Für kommenden Dienstag haben europäische Diplomaten eine Dringlichkeitssitzung der Internationalen Atomenergiebehörde in Wien beantragt. Ob es in diesem 35-Staaten-Gremium eine Mehrheit für eine harte Linie gegen Iran gibt, ist derzeit völlig offen.
Sollte die Wiener Behörde den Fall Iran demnächst an den UN-Sicherheitsrat übergeben, würde vermutlich eine ähnliche Eskalationsspirale ablaufen wie im Falle Irak.

Liebe Freundinnen und Freunde,
ich komme zu meinem vierten und letzten Punkt:

4. Was können wir tun?
Ich möchte zwei Dinge nennen:

a) Hier in Deutschland können wir die Zeit des Vorwahlkampfes nutzen, um Bundestagsab-geordneten in Briefen oder persönlichen Gesprächen deutlich zu machen, dass sie für uns nicht wählbar sind, wenn sie Militärschläge gegen Iran befürworten.

b) In Petitionen an die Parteien können wir unsere Forderung vorbringen, nicht noch einmal wie Im Falle Irak Deutschland als militärische Drehscheibe zu benutzen. Überflugrechte für US-Kampfflugzeuge dürfen nicht noch einmal auf der Basis falscher Behauptungen gewährt werden! Dafür könnten wir bereits jetzt Stellungnahmen und Zusagen einholen – und diese nach den Wahlen einfordern.
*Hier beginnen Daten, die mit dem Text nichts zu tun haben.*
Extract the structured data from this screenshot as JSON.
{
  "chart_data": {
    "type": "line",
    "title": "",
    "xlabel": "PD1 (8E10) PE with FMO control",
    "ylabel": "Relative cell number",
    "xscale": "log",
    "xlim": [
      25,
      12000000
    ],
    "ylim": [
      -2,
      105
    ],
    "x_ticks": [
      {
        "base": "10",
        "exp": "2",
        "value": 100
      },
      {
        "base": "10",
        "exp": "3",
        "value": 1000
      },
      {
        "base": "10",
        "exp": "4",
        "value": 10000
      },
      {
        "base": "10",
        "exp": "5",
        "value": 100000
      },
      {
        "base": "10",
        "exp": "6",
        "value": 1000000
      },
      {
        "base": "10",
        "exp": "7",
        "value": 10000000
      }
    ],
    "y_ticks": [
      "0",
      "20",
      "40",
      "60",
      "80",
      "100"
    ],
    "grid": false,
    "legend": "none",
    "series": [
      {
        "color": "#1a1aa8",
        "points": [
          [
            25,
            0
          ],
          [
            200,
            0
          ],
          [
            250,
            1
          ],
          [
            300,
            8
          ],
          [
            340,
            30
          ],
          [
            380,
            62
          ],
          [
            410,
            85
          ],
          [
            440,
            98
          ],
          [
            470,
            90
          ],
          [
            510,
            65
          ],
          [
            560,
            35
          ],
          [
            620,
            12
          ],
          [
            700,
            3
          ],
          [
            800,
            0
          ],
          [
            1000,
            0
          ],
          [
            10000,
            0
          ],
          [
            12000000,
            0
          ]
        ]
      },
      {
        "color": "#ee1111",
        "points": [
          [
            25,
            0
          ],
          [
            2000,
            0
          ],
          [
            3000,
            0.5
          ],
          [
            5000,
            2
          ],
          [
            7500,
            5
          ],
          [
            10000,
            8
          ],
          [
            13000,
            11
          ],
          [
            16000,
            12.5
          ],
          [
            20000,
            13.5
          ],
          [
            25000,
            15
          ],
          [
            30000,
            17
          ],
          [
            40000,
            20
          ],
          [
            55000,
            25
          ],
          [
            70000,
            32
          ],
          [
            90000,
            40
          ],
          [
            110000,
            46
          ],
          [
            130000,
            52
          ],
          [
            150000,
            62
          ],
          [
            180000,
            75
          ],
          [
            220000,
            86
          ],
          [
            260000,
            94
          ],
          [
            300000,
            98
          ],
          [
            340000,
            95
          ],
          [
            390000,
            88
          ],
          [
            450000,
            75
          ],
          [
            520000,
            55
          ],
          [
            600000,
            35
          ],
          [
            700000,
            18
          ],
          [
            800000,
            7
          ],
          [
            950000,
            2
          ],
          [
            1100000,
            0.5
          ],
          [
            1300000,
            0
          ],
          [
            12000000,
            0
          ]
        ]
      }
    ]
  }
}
Nach dem 15. Februar  2003, als in rund 600 Städten der Erde mehr als 12 Millionen Menschen für den Frieden und gegen einen Irak-Krieg demonstrierten, schrieb die New York Times von einer „zweiten Supermacht“. Sie meinte damit die durch die Friedensbewegung weltweit geprägte öffentliche Meinung, Krieg als Mittel der Politik abzulehnen.

Ich gebe die Hoffnung nicht auf, dass diese weltweit wachsende Bewegung für Gerechtigkeit und Frieden so stark wird, dass sie die Menschheit von den Geiseln der Ungerechtigkeit, atomarer Waffen und des Krieges befreien kann.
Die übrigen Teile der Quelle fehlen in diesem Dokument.